The bridge plate is moved from a stowed condition to a deployed condition when the load-bearing platform 412 is raised to a level of a floor of a vehicle as detected by a micro-switch 420. The micro-switch 420 is mounted on the side of the cross member 409 and is triggered by movement of the cross member 409 relative to the arm member 410 as the lift is raised and lowered. A control mechanism for the piston, which may be hydraulic or electric or pneumatic, responds by causing the piston 403 to be actuated and withdrawn into the cylinder 402. The rocker member 405 is then free to rotate downwards, about its pivot 407 as the piston 403 withdraws from sliding engagement with the bevelled portion 404 of the rocker member 405. The abutment portion 406 of the rocker member 405 moves to its retracted position under the influence of the spring 414, as well as its own weight.

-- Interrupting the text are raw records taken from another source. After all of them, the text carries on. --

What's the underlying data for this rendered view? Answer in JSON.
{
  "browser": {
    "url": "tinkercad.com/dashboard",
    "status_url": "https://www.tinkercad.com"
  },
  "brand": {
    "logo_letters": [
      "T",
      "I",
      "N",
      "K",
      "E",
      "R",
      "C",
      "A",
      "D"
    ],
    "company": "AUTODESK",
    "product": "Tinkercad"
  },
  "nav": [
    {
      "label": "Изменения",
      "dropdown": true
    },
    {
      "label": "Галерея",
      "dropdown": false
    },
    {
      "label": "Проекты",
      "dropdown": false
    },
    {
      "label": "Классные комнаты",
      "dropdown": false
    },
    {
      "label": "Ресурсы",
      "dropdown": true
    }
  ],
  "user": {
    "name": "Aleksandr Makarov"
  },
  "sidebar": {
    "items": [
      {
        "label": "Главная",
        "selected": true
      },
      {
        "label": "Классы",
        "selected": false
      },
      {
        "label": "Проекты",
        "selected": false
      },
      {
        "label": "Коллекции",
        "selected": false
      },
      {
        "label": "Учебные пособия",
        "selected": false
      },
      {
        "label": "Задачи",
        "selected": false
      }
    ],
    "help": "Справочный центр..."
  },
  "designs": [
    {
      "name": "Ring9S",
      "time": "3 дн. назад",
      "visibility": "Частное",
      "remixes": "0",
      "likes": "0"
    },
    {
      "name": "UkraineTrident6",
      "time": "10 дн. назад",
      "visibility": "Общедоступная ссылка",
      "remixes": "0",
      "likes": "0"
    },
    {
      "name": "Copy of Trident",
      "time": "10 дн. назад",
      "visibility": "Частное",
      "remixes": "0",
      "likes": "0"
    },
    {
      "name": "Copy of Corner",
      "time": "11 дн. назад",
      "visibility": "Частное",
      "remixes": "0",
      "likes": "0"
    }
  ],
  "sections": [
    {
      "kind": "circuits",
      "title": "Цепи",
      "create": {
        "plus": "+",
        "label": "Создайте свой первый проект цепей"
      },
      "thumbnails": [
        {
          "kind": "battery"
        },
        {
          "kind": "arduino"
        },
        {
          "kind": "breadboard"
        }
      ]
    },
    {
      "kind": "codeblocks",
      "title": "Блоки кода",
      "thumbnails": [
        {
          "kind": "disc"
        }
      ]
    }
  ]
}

This allows the bridge plate 413 to move from its stowed condition to a deployed condition such that the bridge plate 413 spans a gap between the load bearing platform 412 of the lift and the floor of the vehicle, as shown in Figure 20. The piston 403 may be biased to towards its retracted position, for example by a spring. Since the rocker member is biased towards its lowered position, it will return to that position if there is any fault with the actuating mechanism for the piston 403, allowing the bridge plate to be raised and lowered manually.

Where appropriate, the lifting means used to raise and lower the lift platform in the embodiments described above can be in other forms known in the art, such as a vertical slide mechanism, powered hydraulically, pneumatically or electrically.